# Bachmann passenger car to arched windowed sleeper



## Dylanfreeski123 (Apr 13, 2008)

I am currently building an articulated Fairlie locomotive that was one of the D&RGs first locomotives. It is fit with link and pin couplers and I realized that my 1920s D&RGW rolling stock would not be fit to run with the engine. I decided to convert one of my Bachmann 20s coaches into the D&RG Denver. I painted it red and changed the roof a bit and added a neat little DENVER emblem on each side. The roof was painted silver and it was fit with a link and pin slot on the front.I cut a little styrene arch for every single window to give it the old fashioned look. I painted all the handrails gold, and I am waiting on vinyl for the DENVER & RIO GRANDE RAILWAY at the top.


picture here:

http://s777.photobucket.com/albums/...CF0006.jpg


----------



## Bob Baxter (Jan 3, 2008)

The arches are a brilliant touch. So simple and effective. I hope you don't mind if I copy your idea......................... Well done!


----------



## altterrain (Jan 2, 2008)

The link isn't working me and I'm a photobucket user. Can you post the full link? 

-Brian


----------



## peter bunce (Dec 29, 2007)

Hi Brian, 

I tried to edit it to an active link but for some reason it did not work I have told Dylan and asked him to re-enter the link, once I made it axctive again for some reason it would not go back to a non-acvtive one! 

However I looked up the full link, which is http://s777.photobucket.com/albums/yy55/dylanfreeski123/?action=view¤t=DSCF0006.jpg that did not work for me either: perhaps you as a Photobucket can see why?


----------



## altterrain (Jan 2, 2008)

I was able to find the album with that - 

http://i777.photobucket.com/albums/...CF0006.jpg 











-Brian


----------



## chuck n (Jan 2, 2008)

Dylan--that's a very nice looking car.
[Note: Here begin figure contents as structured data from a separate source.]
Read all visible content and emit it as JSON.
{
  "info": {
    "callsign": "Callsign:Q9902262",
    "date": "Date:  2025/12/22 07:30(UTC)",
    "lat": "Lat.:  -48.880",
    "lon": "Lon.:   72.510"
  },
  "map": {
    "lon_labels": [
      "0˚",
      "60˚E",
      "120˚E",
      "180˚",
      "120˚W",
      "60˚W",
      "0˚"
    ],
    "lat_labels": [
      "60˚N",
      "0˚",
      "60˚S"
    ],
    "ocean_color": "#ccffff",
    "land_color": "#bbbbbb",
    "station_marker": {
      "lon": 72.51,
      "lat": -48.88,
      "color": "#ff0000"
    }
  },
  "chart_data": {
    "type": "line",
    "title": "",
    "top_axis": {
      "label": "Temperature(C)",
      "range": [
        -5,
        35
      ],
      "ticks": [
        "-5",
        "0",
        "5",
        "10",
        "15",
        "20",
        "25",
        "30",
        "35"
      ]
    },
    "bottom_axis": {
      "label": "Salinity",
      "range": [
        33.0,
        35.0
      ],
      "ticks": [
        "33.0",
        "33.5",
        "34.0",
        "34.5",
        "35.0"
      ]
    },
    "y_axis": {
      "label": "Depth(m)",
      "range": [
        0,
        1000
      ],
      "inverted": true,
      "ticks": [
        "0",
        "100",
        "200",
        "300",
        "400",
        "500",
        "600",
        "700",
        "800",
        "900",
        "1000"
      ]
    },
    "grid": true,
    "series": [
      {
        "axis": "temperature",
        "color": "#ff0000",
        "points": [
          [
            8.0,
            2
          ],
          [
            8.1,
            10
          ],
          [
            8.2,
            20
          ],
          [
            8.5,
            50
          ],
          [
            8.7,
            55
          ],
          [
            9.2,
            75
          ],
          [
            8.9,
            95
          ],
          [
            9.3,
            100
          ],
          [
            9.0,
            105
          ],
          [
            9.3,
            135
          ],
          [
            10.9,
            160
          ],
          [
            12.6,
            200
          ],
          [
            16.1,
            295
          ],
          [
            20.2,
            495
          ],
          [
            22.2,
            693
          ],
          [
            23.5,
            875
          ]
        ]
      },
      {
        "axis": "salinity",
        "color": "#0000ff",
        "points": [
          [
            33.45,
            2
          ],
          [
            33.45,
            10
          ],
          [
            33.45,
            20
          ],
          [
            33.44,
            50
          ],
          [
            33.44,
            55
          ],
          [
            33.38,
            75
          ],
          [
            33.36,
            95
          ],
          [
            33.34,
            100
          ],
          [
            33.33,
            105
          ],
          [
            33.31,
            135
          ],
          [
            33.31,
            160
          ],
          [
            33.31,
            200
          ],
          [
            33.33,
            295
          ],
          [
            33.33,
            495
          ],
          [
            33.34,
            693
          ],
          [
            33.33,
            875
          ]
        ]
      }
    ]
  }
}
Is that North Table Mountain in the background? 

Brian--thanks for posting the picture, I couldn't open it with the original link. 

Chuck


----------



## Steve Stockham (Jan 2, 2008)

Oooooh.....very nice! It completely changes the entire "feel" of the car!


----------



## Dylanfreeski123 (Apr 13, 2008)

I don't get how you post the picture directly on the page, do you have to be a 1st class member?


----------



## on30gn15 (May 23, 2009)

Ahh, that modification worked well!


----------



## SteveC (Jan 2, 2008)

Dylan

No you don't need to be a 1st Class member to include pictures in your replies, the image files just need to be available over the Internet.

For directions on going about including them, try the following. The same applies to the WYSIWYG Editor also.
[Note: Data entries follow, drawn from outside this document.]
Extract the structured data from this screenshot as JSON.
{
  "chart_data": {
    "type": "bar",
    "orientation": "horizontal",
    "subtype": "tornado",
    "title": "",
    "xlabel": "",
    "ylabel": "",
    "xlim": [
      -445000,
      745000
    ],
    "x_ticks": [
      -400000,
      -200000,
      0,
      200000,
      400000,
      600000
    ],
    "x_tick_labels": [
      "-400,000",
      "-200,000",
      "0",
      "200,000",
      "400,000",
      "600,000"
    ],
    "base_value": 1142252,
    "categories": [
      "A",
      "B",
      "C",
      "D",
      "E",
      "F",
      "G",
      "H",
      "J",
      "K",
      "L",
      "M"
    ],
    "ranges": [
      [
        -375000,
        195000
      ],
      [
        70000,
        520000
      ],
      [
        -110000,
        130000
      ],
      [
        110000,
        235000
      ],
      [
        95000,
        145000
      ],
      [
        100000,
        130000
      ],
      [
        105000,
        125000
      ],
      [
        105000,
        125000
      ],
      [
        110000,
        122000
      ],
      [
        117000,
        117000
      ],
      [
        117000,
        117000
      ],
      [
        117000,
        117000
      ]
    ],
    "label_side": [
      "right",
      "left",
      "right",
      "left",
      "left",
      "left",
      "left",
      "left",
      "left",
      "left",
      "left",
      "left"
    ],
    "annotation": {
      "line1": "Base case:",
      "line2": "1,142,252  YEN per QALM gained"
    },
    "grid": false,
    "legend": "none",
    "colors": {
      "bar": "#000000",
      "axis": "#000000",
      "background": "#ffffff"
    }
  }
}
* Q6. How do I use the Quick Reply Editor to post a reply?
*


----------



## Richard Smith (Jan 2, 2008)

Dylan, 

That is a brilliant idea! Don't be surprised if you start seeing a lot of Bachmann coaches with arched windows soon. Might even see one on the POC eventually too.  Nice job on the car and thanks for the idea.


----------



## Dylanfreeski123 (Apr 13, 2008)

Ha! I got it!


----------



## Dylanfreeski123 (Apr 13, 2008)




----------



## SteveC (Jan 2, 2008)

Way to go Dylan.


----------



## on30gn15 (May 23, 2009)

Oh, I love those old cars like that


----------



## Fritz (Jan 11, 2008)

Hi, 

Those arched window tops on the Bachmann car realy looks great. Some years ago, I tried a similiar idea for my Munster Family Pvt. Cars 












I simply had sets of windows made in styrene Messr Krafthoefer) and brass (miha-modell +) and installed them in a Bachmann kiit 











Since the Bachmann models appear rather small for 1 : 20,3, I meanwhile fixed Binnie Engineering trucks and plan to use them on my 32mm / 1 : 22,5 line 












Have Fun 

Fritz / Juergen


----------



## David Fletcher (Jan 2, 2008)

Hey Dylan, a really resourceful and ingenious conversion to such a well known car, it really is an impressive change that anyone can do. Brilliant job mate. I love the work you've done on the Fairlie too, this will be a neato train. Maybe post some images of the Fairlie to date so others can see the progress, its really coming along nicely. Let me know if there are any more bits you need. 

Top effort mate, 
Fletch.


----------



## Dylanfreeski123 (Apr 13, 2008)

Thanks Mr. Fletcher, I will be done with the Farlie within the week. All I am waiting on now is headlight brackets which I ordered a few days ago. It has a radio and batteries in it and I have a phoenix sound system getting fixed for it. Unfortunately my computer had to be internally rebuilt so I lost every picture I took of the engine during it's construction. I will post pictures as soon as I can get the brackets on it.


----------



## East Broad Top (Dec 29, 2007)

Great job on both passenger cars! Those arched windows look fantastic. I'd bet something like either of those inserts could be done for the Accucraft J&S coaches fairly easily. (Nothing against Rio Grande's replacement sides, but window inserts would be a helluvalot cheaper.) 

Later, 

K


----------



## Dylanfreeski123 (Apr 13, 2008)




----------



## Dylanfreeski123 (Apr 13, 2008)




----------



## Dylanfreeski123 (Apr 13, 2008)

Sorry guys I'm just experimenting with this I think I got it all figured out


----------



## SteveC (Jan 2, 2008)

Dylan

No problem, just to let you know if you want to play around getting things straightened out on how to do things, and not clutter your topic. There is a 'Forum Bugs & Testing' forum available farther down the all forum category page.


----------



## Dylanfreeski123 (Apr 13, 2008)

Okay thanks, I'll check it out. This is a picture I just took after I got the lettering on. It's not as good of a picture because it's at night, but now the coach is officially done 

From Peter Bunce - Moderator - 

Photo is too large at 1024 pixels wide, and being in Photobucket it does not reduce in size very well so I have changed to a link as a result --

http://i777.photobucket.com/albums/...1249917744


----------